Вышло так невнятно, что сам не понял: услышали, восприняли ли его слова.
– Позвонить надо! – сказал он громче.
Кто-то наклонился, сказал строго:
– Сейчас нельзя.
– Надо срочно! – заспорил Толя с невидимым собеседником.
Сверху хмыкнули.
– Через три часа отойдёшь от наркоза и звони, сколько влезет.
Три часа! Толя зашарил руками, нащупал позади какой-то тонкий столбик, ухватился, попытался подняться.
– Э! – закричали несколько голосов.
Лампы на потолке остановились. Толе разжали руки, схватили за плечи, уложили.

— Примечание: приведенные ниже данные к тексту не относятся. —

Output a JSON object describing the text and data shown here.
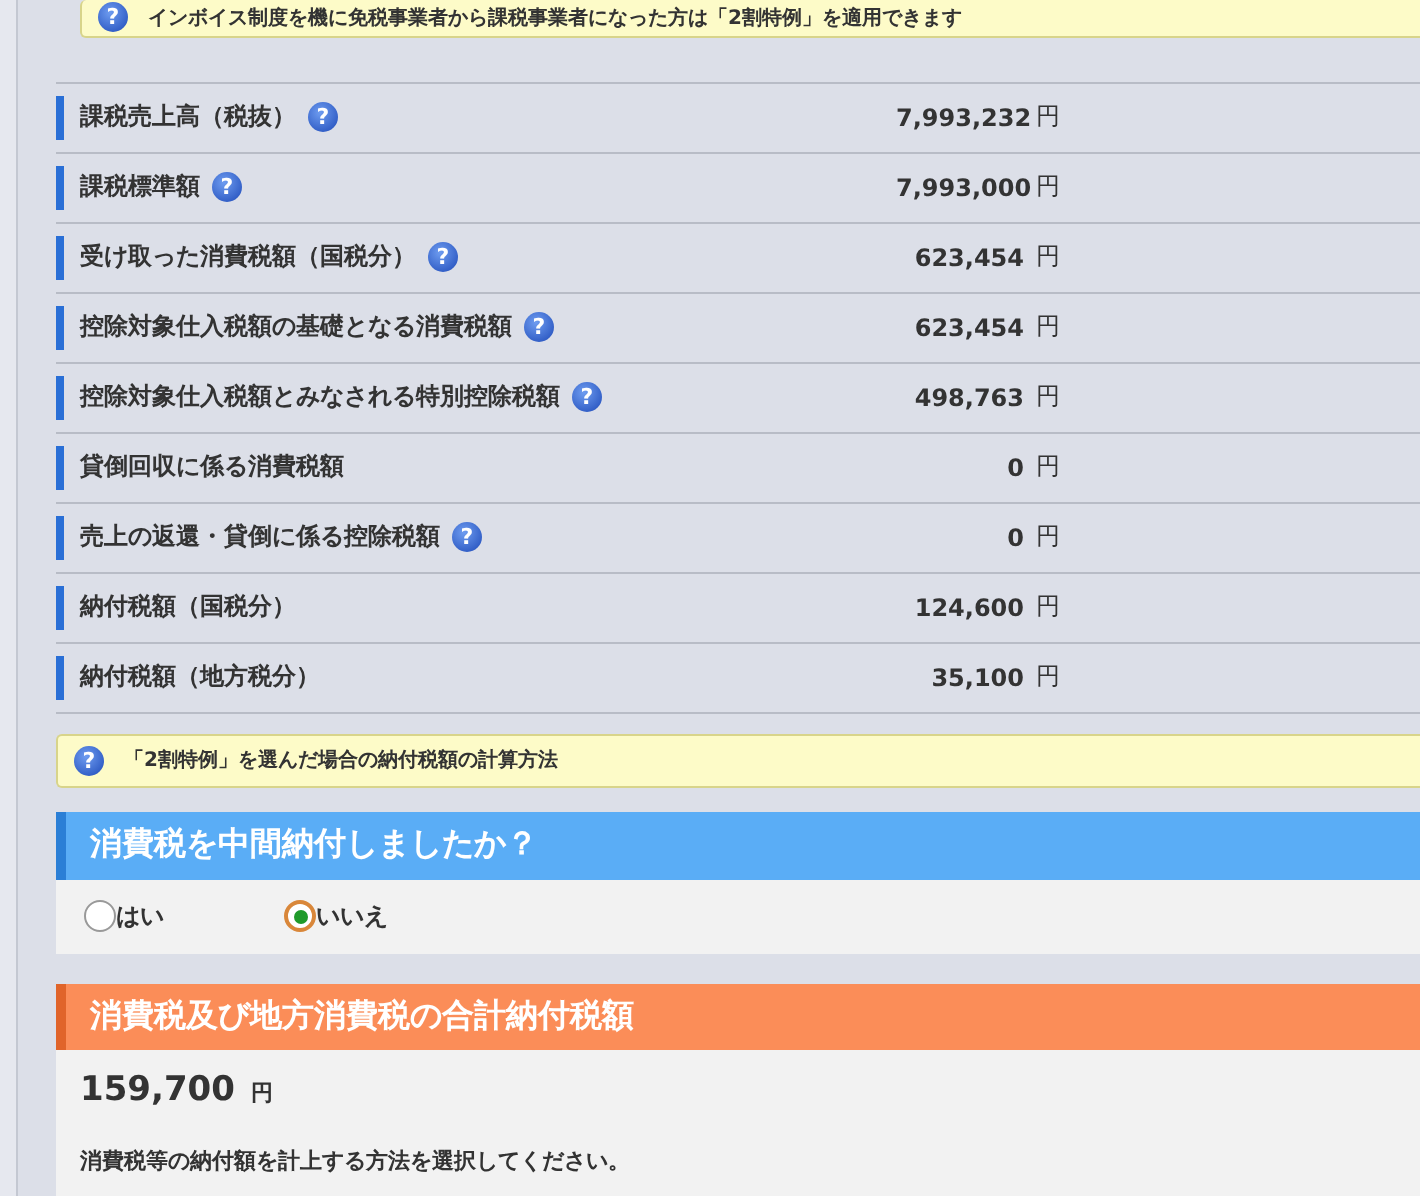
{
  "help_glyph": "?",
  "top_note": {
    "text": "インボイス制度を機に免税事業者から課税事業者になった方は「2割特例」を適用できます",
    "help": true
  },
  "rows": [
    {
      "label": "課税売上高（税抜）",
      "help": true,
      "value": "7,993,232",
      "unit": "円"
    },
    {
      "label": "課税標準額",
      "help": true,
      "value": "7,993,000",
      "unit": "円"
    },
    {
      "label": "受け取った消費税額（国税分）",
      "help": true,
      "value": "623,454",
      "unit": "円"
    },
    {
      "label": "控除対象仕入税額の基礎となる消費税額",
      "help": true,
      "value": "623,454",
      "unit": "円"
    },
    {
      "label": "控除対象仕入税額とみなされる特別控除税額",
      "help": true,
      "value": "498,763",
      "unit": "円"
    },
    {
      "label": "貸倒回収に係る消費税額",
      "help": false,
      "value": "0",
      "unit": "円"
    },
    {
      "label": "売上の返還・貸倒に係る控除税額",
      "help": true,
      "value": "0",
      "unit": "円"
    },
    {
      "label": "納付税額（国税分）",
      "help": false,
      "value": "124,600",
      "unit": "円"
    },
    {
      "label": "納付税額（地方税分）",
      "help": false,
      "value": "35,100",
      "unit": "円"
    }
  ],
  "calc_note": {
    "text": "「2割特例」を選んだ場合の納付税額の計算方法",
    "help": true
  },
  "interim": {
    "title": "消費税を中間納付しましたか？",
    "options": [
      {
        "label": "はい",
        "selected": false
      },
      {
        "label": "いいえ",
        "selected": true
      }
    ]
  },
  "total": {
    "title": "消費税及び地方消費税の合計納付税額",
    "value": "159,700",
    "unit": "円",
    "instruction": "消費税等の納付額を計上する方法を選択してください。"
  }
}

– Послушайте, товарищи медики! – проговорил Толя, глядя вверх, пытаясь поймать чей-нибудь взгляд. – Я не брежу, я в сознании. У меня жена дома больная, с тревожным расстройством. Дайте телефон! Или отпустите меня. Мне уже лучше.
Вокруг засмеялись.
– Принесите ему телефон, – произнёс чей-то прекрасный, мудрый голос.
Телефон принесли. Толя набрал номер.
– Алло! – сказал он. – Привет. Да где – в больницу попал… Да. Аппендицит, внезапный приступ… Прикинь… Вырезали, всё уже нормально… Так ты же не даёшь сказать, блин… Да куда ты поедешь?… Не, не. Не надо, я тебе говорю, тут не пускают уже… Ну, завтра, наверное. Ты сама там как? Выпей тех таблеток. О, слушай, позвони Наташке, пусть придёт, у нас заночует. Ладно, давай, доктор идёт!
Протянул телефон, кто-то его взял. Все одобрительно молчали.
– Спасибо, – сказал Толя и чуть не заплакал.
Очнулся после операции в палате, ночью. Рядом ещё двое лежали в койках, спали. Поднялся осторожно, медленно вышел в коридор, никого не встретил. Отыскал туалет, сходил по-маленькому. Хотел посмотреть, что же с раной сделали, как зашили, – а там пластырь белый, большой, на полживота.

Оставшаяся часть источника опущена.